Anthony W. Youngman skrev:
In message <[EMAIL PROTECTED]>, Mats Carlid <[EMAIL PROTECTED]> writes
Anthony W. Youngman skrev:
At which point, you hit my hobbyhorse ... "In the real world ..." -
relational database theory has ABSOLUTELY NOTHING whatsoever to do
with the real world. It's an exercise in pure maths.
And You hit my hobbyhorse or rather one of them :-) ...
RDMS theory is absolutely not pure maths!
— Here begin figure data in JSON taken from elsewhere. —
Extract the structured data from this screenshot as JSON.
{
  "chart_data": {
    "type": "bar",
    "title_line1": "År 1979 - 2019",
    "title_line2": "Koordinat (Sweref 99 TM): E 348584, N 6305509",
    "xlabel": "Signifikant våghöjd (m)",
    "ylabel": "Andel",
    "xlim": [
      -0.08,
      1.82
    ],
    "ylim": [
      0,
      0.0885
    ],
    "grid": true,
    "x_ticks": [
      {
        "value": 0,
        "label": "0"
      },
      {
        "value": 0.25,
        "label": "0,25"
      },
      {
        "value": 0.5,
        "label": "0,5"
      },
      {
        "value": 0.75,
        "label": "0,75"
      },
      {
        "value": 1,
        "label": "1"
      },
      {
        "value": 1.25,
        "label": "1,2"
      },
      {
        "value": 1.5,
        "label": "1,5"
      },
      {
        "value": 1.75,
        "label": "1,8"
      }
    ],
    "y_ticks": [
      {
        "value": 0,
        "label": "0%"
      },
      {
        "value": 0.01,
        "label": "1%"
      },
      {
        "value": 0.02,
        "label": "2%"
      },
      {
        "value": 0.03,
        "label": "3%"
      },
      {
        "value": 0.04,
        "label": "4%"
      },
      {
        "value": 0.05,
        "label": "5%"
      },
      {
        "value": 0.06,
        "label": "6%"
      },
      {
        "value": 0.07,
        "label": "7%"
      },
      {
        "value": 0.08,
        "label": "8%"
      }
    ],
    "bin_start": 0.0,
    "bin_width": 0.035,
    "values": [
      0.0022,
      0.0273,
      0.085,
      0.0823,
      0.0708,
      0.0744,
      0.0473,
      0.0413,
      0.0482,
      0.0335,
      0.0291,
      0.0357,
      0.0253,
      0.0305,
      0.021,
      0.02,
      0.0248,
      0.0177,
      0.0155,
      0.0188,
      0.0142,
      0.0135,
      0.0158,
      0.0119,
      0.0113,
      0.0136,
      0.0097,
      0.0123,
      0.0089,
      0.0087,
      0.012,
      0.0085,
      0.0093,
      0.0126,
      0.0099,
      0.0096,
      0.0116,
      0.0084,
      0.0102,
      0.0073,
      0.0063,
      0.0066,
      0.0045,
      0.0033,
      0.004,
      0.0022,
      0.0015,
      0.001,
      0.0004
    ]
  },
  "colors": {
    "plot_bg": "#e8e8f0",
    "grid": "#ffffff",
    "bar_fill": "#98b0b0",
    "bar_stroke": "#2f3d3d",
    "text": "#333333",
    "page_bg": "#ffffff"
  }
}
So you'd say it's applied maths? Getting off-topic, but I've never
really understood the difference (as in how it is defined) between
pure and applied. I know you can look at a problem and "know" which is
which, but how do you define it?
No I don't have a definition of pure math's. Maybe high abstraction
leval mathematics
is a better word for it.
<digressing>
A very narrow defintion could be maths so abstract that it will never
find an application ?
But no - remember the 19century guys develloping the theory for
non-linear multidimensional
spaces ( Riemann et. al. ) and tensors - they thought they had a
absolutely pure theory wich would
never find an application and so did others until Eistein published
the general theory of relatlivity only a few decades later ...
</digressing>
I really wanted to express two opinions :
1. RDBMS is not more pure maths than Pick.is.
It's just a heavily restricted special case of abstract relation theory.
It's more restricted than Pick.
The restirctions are from a 'pure' mathematical point of view
totally arbitrary - but justifiable from an engineering standpoint
- except the 1NF of course :-)
2. RDBMS is not anywhere near the abstraction level
of the general theory of relations and certainly is not
the mathematical relation theory - as sometimes advocated.